3. Monitoring and Alerts
Through the execution:
- The servers launched in Step #2 share the pipeline state and logs with DataStori. The pipeline state is used to orchestrate the pipeline.
- DataStori supports tracking of pipeline progress in real-time.
- Logs and metrics are available for debugging.
- Notifications alert you to any issues or failures during pipeline execution.
4. Security and Isolation
DataStori is SOC 2 Type 2 compliant and does not have any access to your data. Go to our Trust center for more details. Since DataStori runs your pipelines in your cloud:
- Your data moves directly between your source application and your cloud destination storage.
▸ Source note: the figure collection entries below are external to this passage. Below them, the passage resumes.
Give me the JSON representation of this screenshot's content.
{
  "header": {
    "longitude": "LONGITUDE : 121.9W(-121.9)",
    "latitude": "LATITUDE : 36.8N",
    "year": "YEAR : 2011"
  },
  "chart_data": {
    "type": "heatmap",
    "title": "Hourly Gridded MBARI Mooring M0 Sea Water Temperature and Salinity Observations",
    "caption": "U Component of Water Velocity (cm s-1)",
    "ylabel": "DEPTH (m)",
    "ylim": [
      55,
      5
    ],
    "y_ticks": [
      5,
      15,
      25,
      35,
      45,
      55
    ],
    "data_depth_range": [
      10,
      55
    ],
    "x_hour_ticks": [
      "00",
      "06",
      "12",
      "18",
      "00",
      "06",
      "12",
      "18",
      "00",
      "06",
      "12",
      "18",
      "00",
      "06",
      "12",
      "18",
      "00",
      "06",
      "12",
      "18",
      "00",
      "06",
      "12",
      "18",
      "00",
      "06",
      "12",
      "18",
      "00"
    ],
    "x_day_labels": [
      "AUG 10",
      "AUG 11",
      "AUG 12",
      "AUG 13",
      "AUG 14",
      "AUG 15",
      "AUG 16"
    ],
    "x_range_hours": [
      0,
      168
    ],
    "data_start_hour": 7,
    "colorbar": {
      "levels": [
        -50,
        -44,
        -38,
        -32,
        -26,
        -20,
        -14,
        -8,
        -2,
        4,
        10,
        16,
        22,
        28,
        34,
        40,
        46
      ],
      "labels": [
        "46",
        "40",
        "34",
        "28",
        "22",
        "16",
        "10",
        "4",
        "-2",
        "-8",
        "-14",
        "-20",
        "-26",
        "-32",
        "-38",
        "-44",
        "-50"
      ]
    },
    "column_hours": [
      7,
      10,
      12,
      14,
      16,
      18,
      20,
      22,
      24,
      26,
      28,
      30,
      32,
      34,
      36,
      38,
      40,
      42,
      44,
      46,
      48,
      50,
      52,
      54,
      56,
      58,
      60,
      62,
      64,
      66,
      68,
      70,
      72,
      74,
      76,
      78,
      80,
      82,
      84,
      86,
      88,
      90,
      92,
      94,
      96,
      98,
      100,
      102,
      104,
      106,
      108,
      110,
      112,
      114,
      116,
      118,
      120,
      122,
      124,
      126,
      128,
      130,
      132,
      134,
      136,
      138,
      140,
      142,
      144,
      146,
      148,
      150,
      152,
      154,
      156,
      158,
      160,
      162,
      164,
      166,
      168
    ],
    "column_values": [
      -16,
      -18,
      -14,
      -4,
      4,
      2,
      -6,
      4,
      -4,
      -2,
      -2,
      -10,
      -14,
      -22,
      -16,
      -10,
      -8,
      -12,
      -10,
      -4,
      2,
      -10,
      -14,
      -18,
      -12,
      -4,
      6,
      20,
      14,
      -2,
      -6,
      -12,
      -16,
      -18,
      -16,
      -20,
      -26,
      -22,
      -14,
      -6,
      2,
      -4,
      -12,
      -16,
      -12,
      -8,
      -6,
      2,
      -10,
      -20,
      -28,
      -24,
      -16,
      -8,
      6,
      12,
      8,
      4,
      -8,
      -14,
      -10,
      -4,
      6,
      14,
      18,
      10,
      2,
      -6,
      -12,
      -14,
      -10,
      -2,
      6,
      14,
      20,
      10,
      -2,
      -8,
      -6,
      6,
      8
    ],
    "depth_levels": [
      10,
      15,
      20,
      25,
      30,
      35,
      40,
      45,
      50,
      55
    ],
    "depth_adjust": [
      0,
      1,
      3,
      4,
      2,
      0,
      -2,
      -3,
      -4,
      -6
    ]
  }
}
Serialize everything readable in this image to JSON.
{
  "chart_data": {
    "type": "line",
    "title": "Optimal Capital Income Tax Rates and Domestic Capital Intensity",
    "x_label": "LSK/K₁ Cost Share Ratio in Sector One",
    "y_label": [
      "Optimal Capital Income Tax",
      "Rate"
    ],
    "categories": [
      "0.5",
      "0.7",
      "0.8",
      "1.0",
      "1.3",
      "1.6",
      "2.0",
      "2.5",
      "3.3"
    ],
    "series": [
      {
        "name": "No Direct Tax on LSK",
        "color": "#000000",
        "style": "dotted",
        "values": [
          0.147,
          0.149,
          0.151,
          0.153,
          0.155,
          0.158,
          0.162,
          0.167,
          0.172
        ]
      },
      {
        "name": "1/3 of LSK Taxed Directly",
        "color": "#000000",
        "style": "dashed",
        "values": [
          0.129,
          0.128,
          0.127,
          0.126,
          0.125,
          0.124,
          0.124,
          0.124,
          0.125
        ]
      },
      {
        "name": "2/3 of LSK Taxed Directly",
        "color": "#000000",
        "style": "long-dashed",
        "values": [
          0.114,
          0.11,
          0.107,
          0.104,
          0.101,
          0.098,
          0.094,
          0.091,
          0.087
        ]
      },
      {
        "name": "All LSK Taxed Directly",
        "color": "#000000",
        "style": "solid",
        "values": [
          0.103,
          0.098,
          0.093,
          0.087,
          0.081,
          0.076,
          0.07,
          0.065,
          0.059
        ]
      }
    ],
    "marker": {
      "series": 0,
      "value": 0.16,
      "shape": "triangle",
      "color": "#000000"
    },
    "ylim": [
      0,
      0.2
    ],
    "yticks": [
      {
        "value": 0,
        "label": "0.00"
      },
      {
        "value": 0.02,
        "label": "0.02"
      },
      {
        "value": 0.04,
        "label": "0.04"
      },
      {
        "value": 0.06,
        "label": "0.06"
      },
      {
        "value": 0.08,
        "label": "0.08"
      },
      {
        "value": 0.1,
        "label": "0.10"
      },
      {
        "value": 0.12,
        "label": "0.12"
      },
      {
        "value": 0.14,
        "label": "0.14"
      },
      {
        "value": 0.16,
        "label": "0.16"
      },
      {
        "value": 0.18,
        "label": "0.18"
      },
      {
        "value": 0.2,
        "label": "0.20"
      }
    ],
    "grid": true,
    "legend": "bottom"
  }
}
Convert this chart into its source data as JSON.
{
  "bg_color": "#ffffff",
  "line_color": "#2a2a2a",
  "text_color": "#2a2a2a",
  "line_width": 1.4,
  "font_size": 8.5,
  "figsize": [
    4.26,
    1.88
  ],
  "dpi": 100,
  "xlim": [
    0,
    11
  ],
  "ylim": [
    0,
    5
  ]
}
- Data processing and storage is entirely in your cloud.
- Your data never leaves your environment.
- You can define the access and governance rules on your data.
- Every pipeline runs in an isolated environment (since each pipeline spins up a new server), ensuring that there are no bottlenecks or single points of failure.
- You can revoke DataStori's access to your cloud at any time.
5. Scalability
DataStori is built using serverless architecture, which ensures that:
- Pipelines scale automatically based on data volume.
- No infrastructure provisioning or management is required.
- You pay only for the compute time used during pipeline execution.
- Large datasets are handled without manual intervention.